Public duty, private interests: pre-separation conduct, post-separation employment and lobbying
Speaker:
Robert Needham
Chairperson, Crime and Misconduct Commission
Abstract:
One area of public life that is increasingly in the spotlight is the post-separation employment and lobbying activities of former public officials. It is relatively common nowadays for commercial organisations to ‘head-hunt’ senior executives from the public sector. The private sector recognises the benefits that can be gained from having access — facilitated through employees with public sector experience — to government decisionmakers.

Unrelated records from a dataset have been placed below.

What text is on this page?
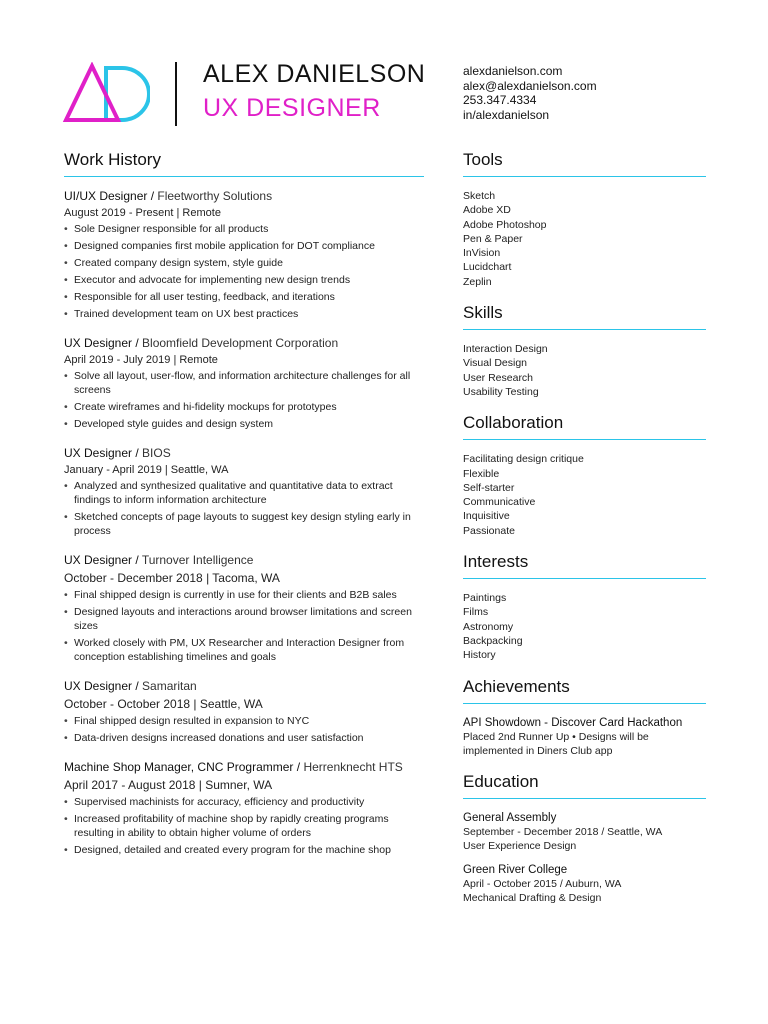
ALEX DANIELSON
UX DESIGNER
alexdanielson.com
alex@alexdanielson.com
253.347.4334
in/alexdanielson
Work History
UI/UX Designer / Fleetworthy Solutions
August 2019 - Present | Remote
• Sole Designer responsible for all products
• Designed companies first mobile application for DOT compliance
• Created company design system, style guide
• Executor and advocate for implementing new design trends
• Responsible for all user testing, feedback, and iterations
• Trained development team on UX best practices
UX Designer / Bloomfield Development Corporation
April 2019 - July 2019 | Remote
• Solve all layout, user-flow, and information architecture challenges for all screens
• Create wireframes and hi-fidelity mockups for prototypes
• Developed style guides and design system
UX Designer / BIOS
January - April 2019 | Seattle, WA
• Analyzed and synthesized qualitative and quantitative data to extract findings to inform information architecture
• Sketched concepts of page layouts to suggest key design styling early in process
UX Designer / Turnover Intelligence
October - December 2018 | Tacoma, WA
• Final shipped design is currently in use for their clients and B2B sales
• Designed layouts and interactions around browser limitations and screen sizes
• Worked closely with PM, UX Researcher and Interaction Designer from conception establishing timelines and goals
UX Designer / Samaritan
October - October 2018 | Seattle, WA
• Final shipped design resulted in expansion to NYC
• Data-driven designs increased donations and user satisfaction
Machine Shop Manager, CNC Programmer / Herrenknecht HTS
April 2017 - August 2018 | Sumner, WA
• Supervised machinists for accuracy, efficiency and productivity
• Increased profitability of machine shop by rapidly creating programs resulting in ability to obtain higher volume of orders
• Designed, detailed and created every program for the machine shop
Tools
Sketch
Adobe XD
Adobe Photoshop
Pen & Paper
InVision
Lucidchart
Zeplin
Skills
Interaction Design
Visual Design
User Research
Usability Testing
Collaboration
Facilitating design critique
Flexible
Self-starter
Communicative
Inquisitive
Passionate
Interests
Paintings
Films
Astronomy
Backpacking
History
Achievements
API Showdown - Discover Card Hackathon
Placed 2nd Runner Up • Designs will be implemented in Diners Club app
Education
General Assembly
September - December 2018 / Seattle, WA
User Experience Design
Green River College
April - October 2015 / Auburn, WA
Mechanical Drafting & Design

This area of public life and the related area of pre-separation conduct were highlighted in a CMC investigation and ensuing public report published in December 2008. The CMC received allegations that a former director-general of a government department misused departmental information for his personal benefit and failed to disclose, while in office, a personal interest in a proposed private training company. Evidence obtained showed that he gave considerable assistance to his future employer, including:
- developing a strategy paper which included a suggestion aimed at damaging the business of the department he headed
- disseminating in-confidence departmental information which may have provided his future employer with a commercial advantage
- requesting subordinate officers within his department provide (and in some cases develop) departmental information and materials which he then passed on to his future employer
- using his position to identify ‘target’ organisations for his future employer, for potential takeover.
The CMC found that the officer placed himself in a position of a conflict of interest with respect to the future company and breached his duty to act in the public interest.
The investigation led the CMC to suggest two legislative reforms which the government has since indicated it will implement:
- the introduction of an offence entitled ‘misconduct in public office’
- an amendment to existing public service legislation relating to conflicts of interest.
The investigation also served to illuminate broader integrity issues the CMC had been monitoring, such as:
- the pre-separation conduct (the conduct of a public official in the period prior to their leaving the public sector)
- post-separation employment of public officials.
In relation to pre-separation conduct, the CMC examined how the prospect of private sector employment might cause a public official to act contrary to the public interest, and identified the specific risks involved. The report outlined active prevention measures that individual agencies should implement to prevent conflicts of interest developing. In relation to post-separation employment, it examined the circumstances in which the private sector employment of former public officials could potentially compromise good government administration and decision making and might, in certain circumstances, give rise to a perception of inappropriate influence.
In order to canvass all the issues associated with post-separation employment, it was necessary to scrutinise the practice of lobbying and lobbyists’ interactions with government representatives. This issue was particularly topical with the lobbying and post-separation business activities of former public officials attracting increasing attention in the public domain.
The CMC’s investigation and research highlighted a lack of accountability and transparency with respect to the lobbying of public officials. The report contained recommendations intended to bring the rules surrounding post-separation employment and lobbying in Queensland into line with advances in other national jurisdictions.
The Queensland Government has since adopted the CMC’s recommendations and implemented a Contact with Lobbyists Code and Register of Lobbyists as well as introducing quarantine periods relating to the post-separation employment of certain public officials.